USB devices are used on a daily basis around the world. Virtually every device one can think of seems to have a USB port of some sort. However, it turns out that electric signals from USB ports can expose sensitive information to an attacker who knows what he or she is looking for. This trend is known as channel-to-channel crosstalk leakage, and it can affect all types of devices.

USB Devices Can leak Sensitive Information

USB devices may not be as secure as was originally assumed. This is not because they themselves can be tampered with, but rather that the protocol used to communicate through a USB port can leave sensitive data exposed. Voltage fluctuations of a USB port’s data lines can be monitored from any other port on the same hub or controller. This gives attackers access to such information which is unknowingly shared when these fluctuations occur.

No one would think that electric signals could be used to leak data to adjacent USB ports. Unfortunately, that is exactly the case. Imagine if this happened at public locations where people freely charge their phones or tablets. A malicious actor with an active data transfer connection could potentially capture information coming from those other devices. That would be quite problematic, to say the least.

Channel-to-channel crosstalk leakage, as this is known, can have severe consequences for anyone falling victim to it.

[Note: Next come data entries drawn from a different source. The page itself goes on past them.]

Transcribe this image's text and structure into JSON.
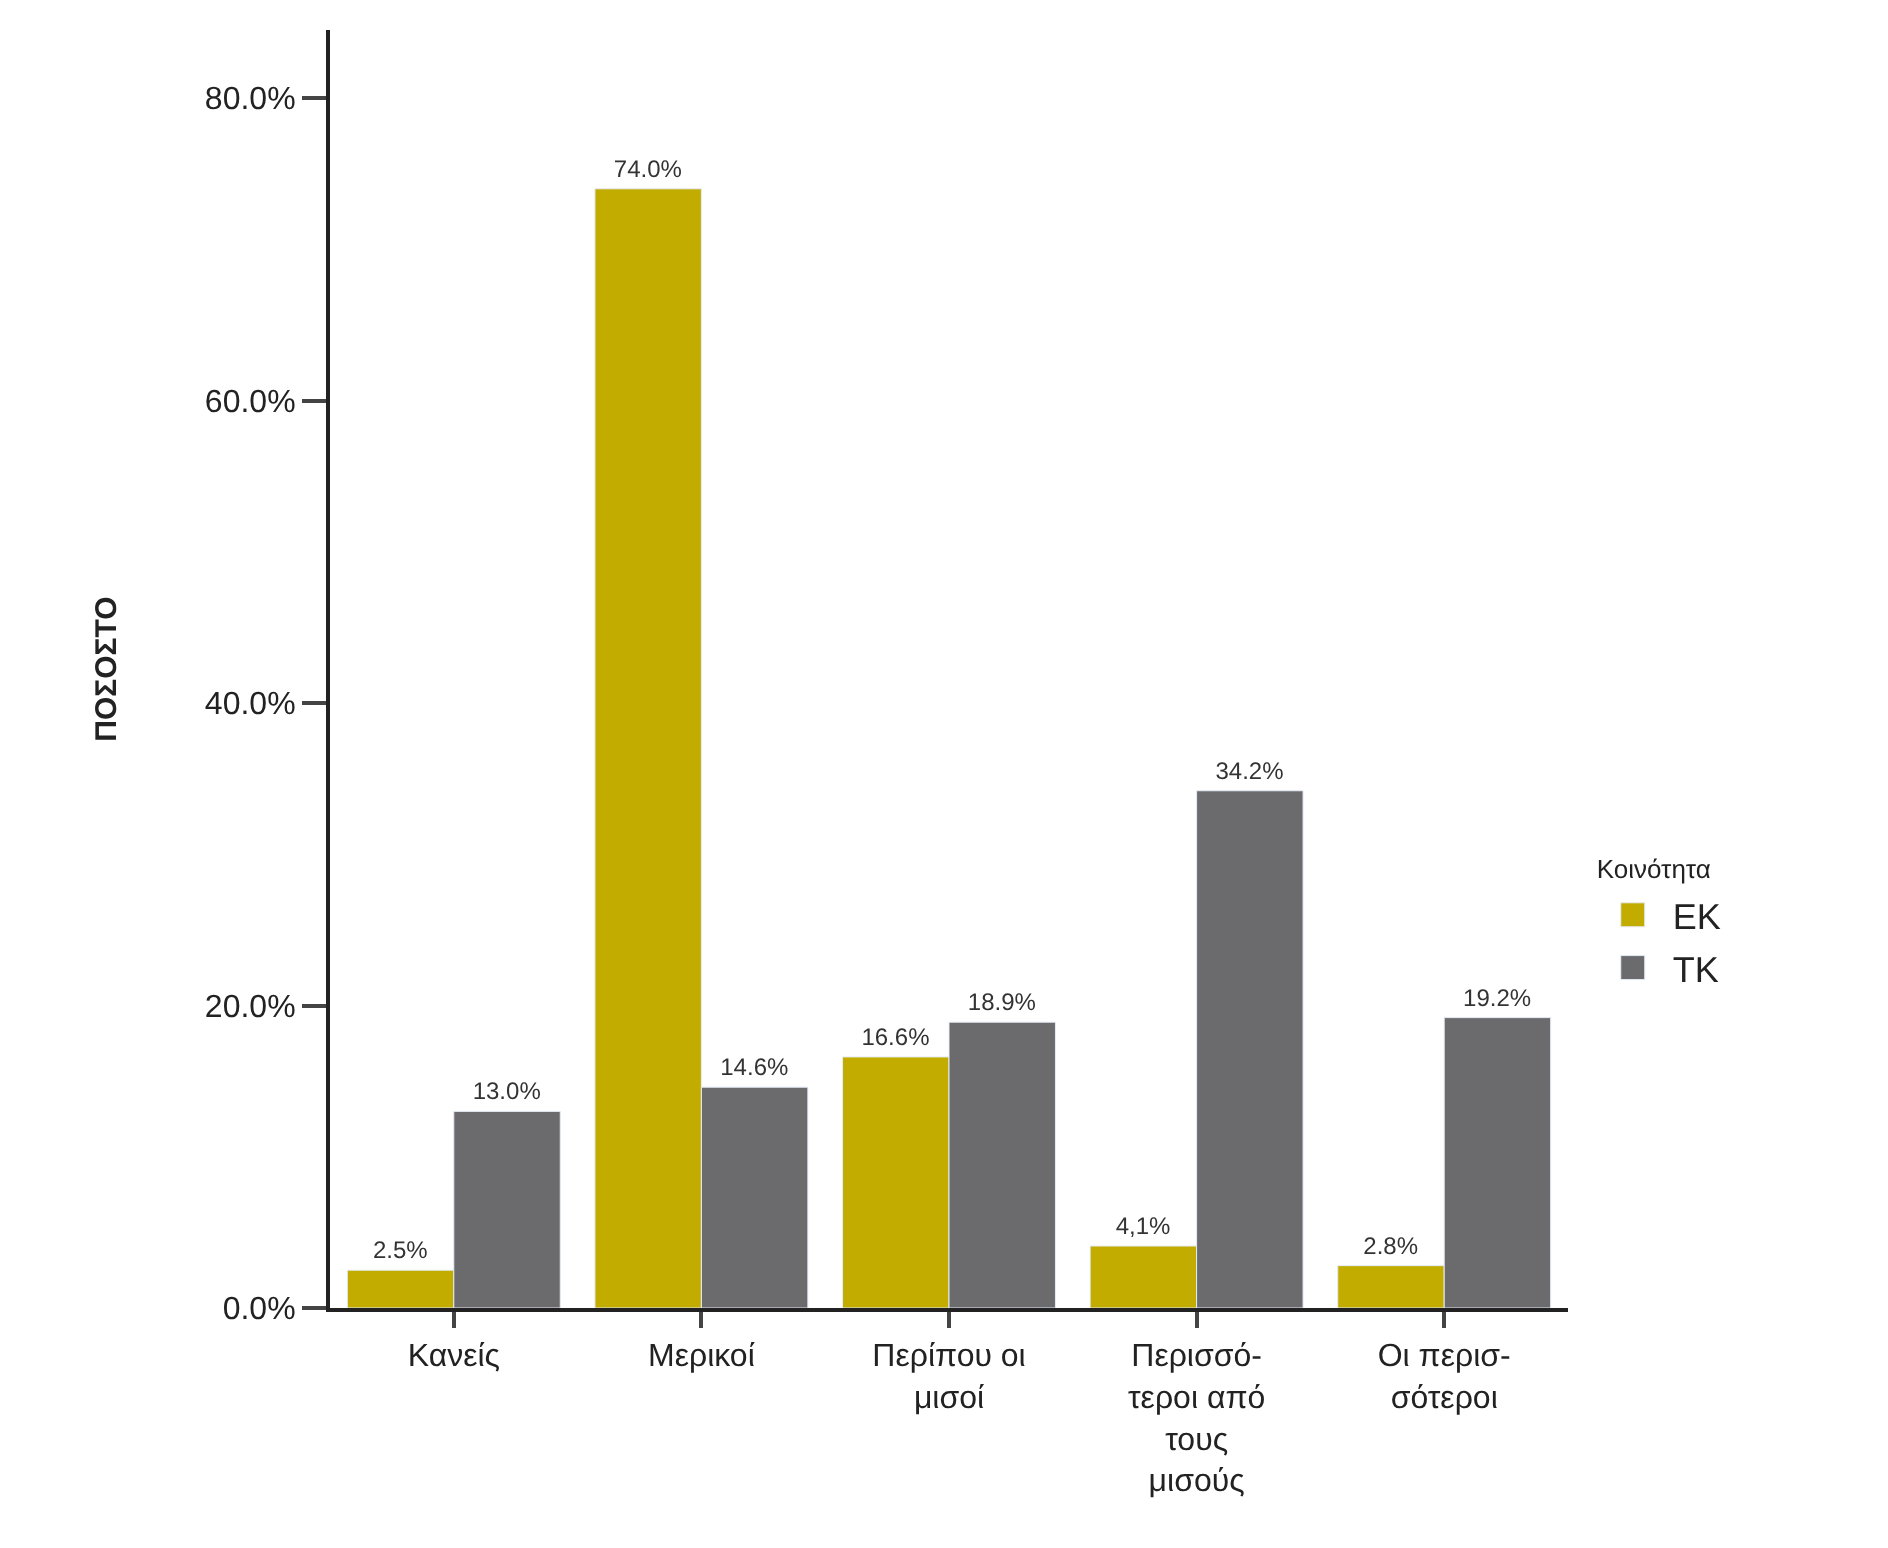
{
  "chart_data": {
    "type": "bar",
    "ylabel": "ΠΟΣΟΣΤΟ",
    "legend_title": "Κοινότητα",
    "categories": [
      "Κανείς",
      "Μερικοί",
      "Περίπου οι\nμισοί",
      "Περισσό-\nτεροι από\nτους\nμισούς",
      "Οι περισ-\nσότεροι"
    ],
    "series": [
      {
        "name": "ΕΚ",
        "color": "#c2ac00",
        "values": [
          2.5,
          74.0,
          16.6,
          4.1,
          2.8
        ],
        "value_labels": [
          "2.5%",
          "74.0%",
          "16.6%",
          "4,1%",
          "2.8%"
        ]
      },
      {
        "name": "ΤΚ",
        "color": "#6b6b6d",
        "values": [
          13.0,
          14.6,
          18.9,
          34.2,
          19.2
        ],
        "value_labels": [
          "13.0%",
          "14.6%",
          "18.9%",
          "34.2%",
          "19.2%"
        ]
      }
    ],
    "ylim": [
      0,
      84.5
    ],
    "yticks": [
      {
        "value": 0,
        "label": "0.0%"
      },
      {
        "value": 20,
        "label": "20.0%"
      },
      {
        "value": 40,
        "label": "40.0%"
      },
      {
        "value": 60,
        "label": "60.0%"
      },
      {
        "value": 80,
        "label": "80.0%"
      }
    ],
    "legend": "right"
  }
}
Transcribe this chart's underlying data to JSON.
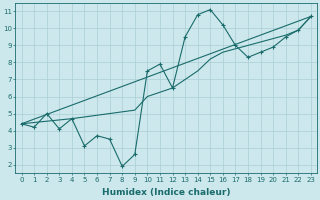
{
  "xlabel": "Humidex (Indice chaleur)",
  "bg_color": "#cce8ec",
  "grid_color": "#aacdd4",
  "line_color": "#1a6b6b",
  "spine_color": "#1a6b6b",
  "tick_color": "#1a6b6b",
  "label_color": "#1a6b6b",
  "xlim": [
    -0.5,
    23.5
  ],
  "ylim": [
    1.5,
    11.5
  ],
  "xticks": [
    0,
    1,
    2,
    3,
    4,
    5,
    6,
    7,
    8,
    9,
    10,
    11,
    12,
    13,
    14,
    15,
    16,
    17,
    18,
    19,
    20,
    21,
    22,
    23
  ],
  "yticks": [
    2,
    3,
    4,
    5,
    6,
    7,
    8,
    9,
    10,
    11
  ],
  "series1_x": [
    0,
    1,
    2,
    3,
    4,
    5,
    6,
    7,
    8,
    9,
    10,
    11,
    12,
    13,
    14,
    15,
    16,
    17,
    18,
    19,
    20,
    21,
    22,
    23
  ],
  "series1_y": [
    4.4,
    4.2,
    5.0,
    4.1,
    4.7,
    3.1,
    3.7,
    3.5,
    1.9,
    2.6,
    7.5,
    7.9,
    6.5,
    9.5,
    10.8,
    11.1,
    10.2,
    9.0,
    8.3,
    8.6,
    8.9,
    9.5,
    9.9,
    10.7
  ],
  "series2_x": [
    0,
    4,
    9,
    10,
    12,
    14,
    15,
    16,
    17,
    18,
    19,
    20,
    21,
    22,
    23
  ],
  "series2_y": [
    4.4,
    4.7,
    5.2,
    6.0,
    6.5,
    7.5,
    8.2,
    8.6,
    8.8,
    9.0,
    9.2,
    9.4,
    9.6,
    9.9,
    10.7
  ],
  "series3_x": [
    0,
    23
  ],
  "series3_y": [
    4.4,
    10.7
  ],
  "xlabel_fontsize": 6.5,
  "tick_fontsize": 5.0
}
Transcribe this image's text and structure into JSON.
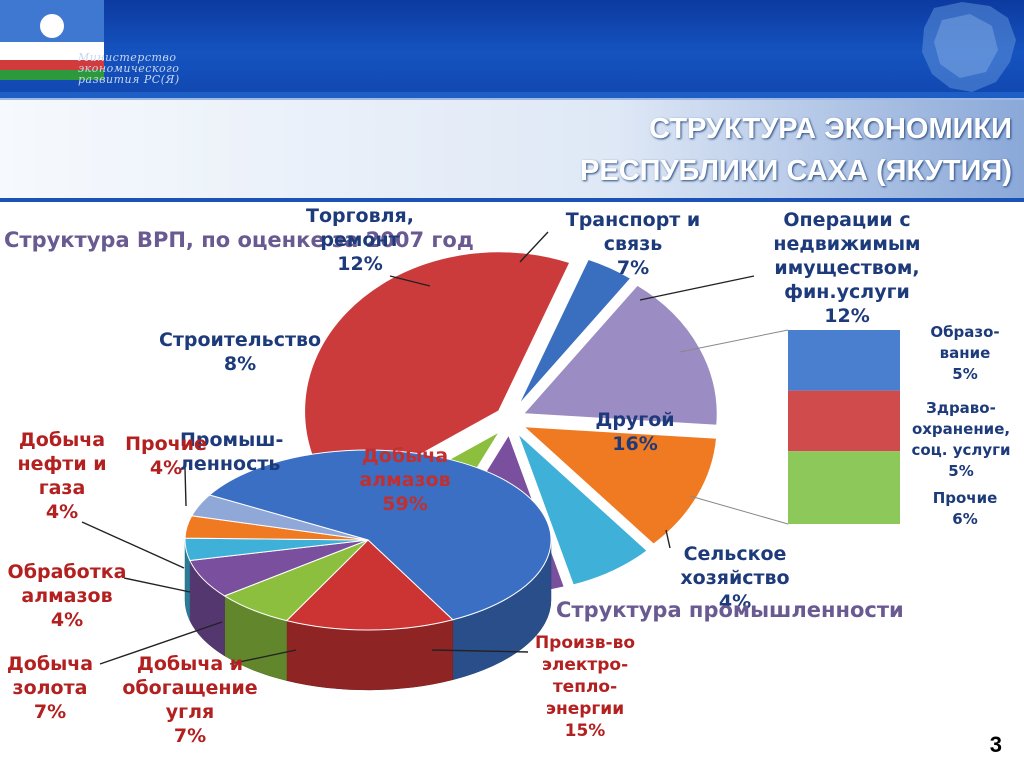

Any type of information transmitted by one’s USB device in an unencrypted form can effectively be collected by an assailant targeting a different USB port on the same hub. It requires physical access to the hub or computer in question, since this information cannot be collected through software-based modifications. That is a good thing, but it does not necessarily alleviate the concerns associated with this security risk either.

Once the information is collected from USB devices, it can then be transmitted to a centralized server. If researchers determine which server is being utilized, they can shut it down without too much of a problem. Of course, that assumes people realize someone is snooping on them through the USB protocol in the first place. In reality, it is pretty difficult to spot this type of activity, as it does not draw more power nor does it give any indication that someone is actively scanning hubs.

Executing a successful channel-to-channel crosstalk leakage attack is not all that difficult. People have a tendency of picking up random USB drives when they are handed out free of charge or accidentally left behind. Many companies use free USB drives as a marketing tool, but they could just as easily be used to lay the groundwork for attacks such as this one. Very few consumers worry about potential security repercussions when using untrusted USB devices these days, and that situation will not change anytime soon.

Considering how our society relies on USB devices more than ever before, attacks such as these could become a lot more prevalent than assumed right now. Crosstalk leakage attacks constitute a very disturbing trend among cybercrime tools, although it may prove to be rather harmless in the long run. As it happens, no one knows whether such attacks have been successful already, simply that they are certainly possible. That free USB stick you were given last week may not be as innocent as you first thought.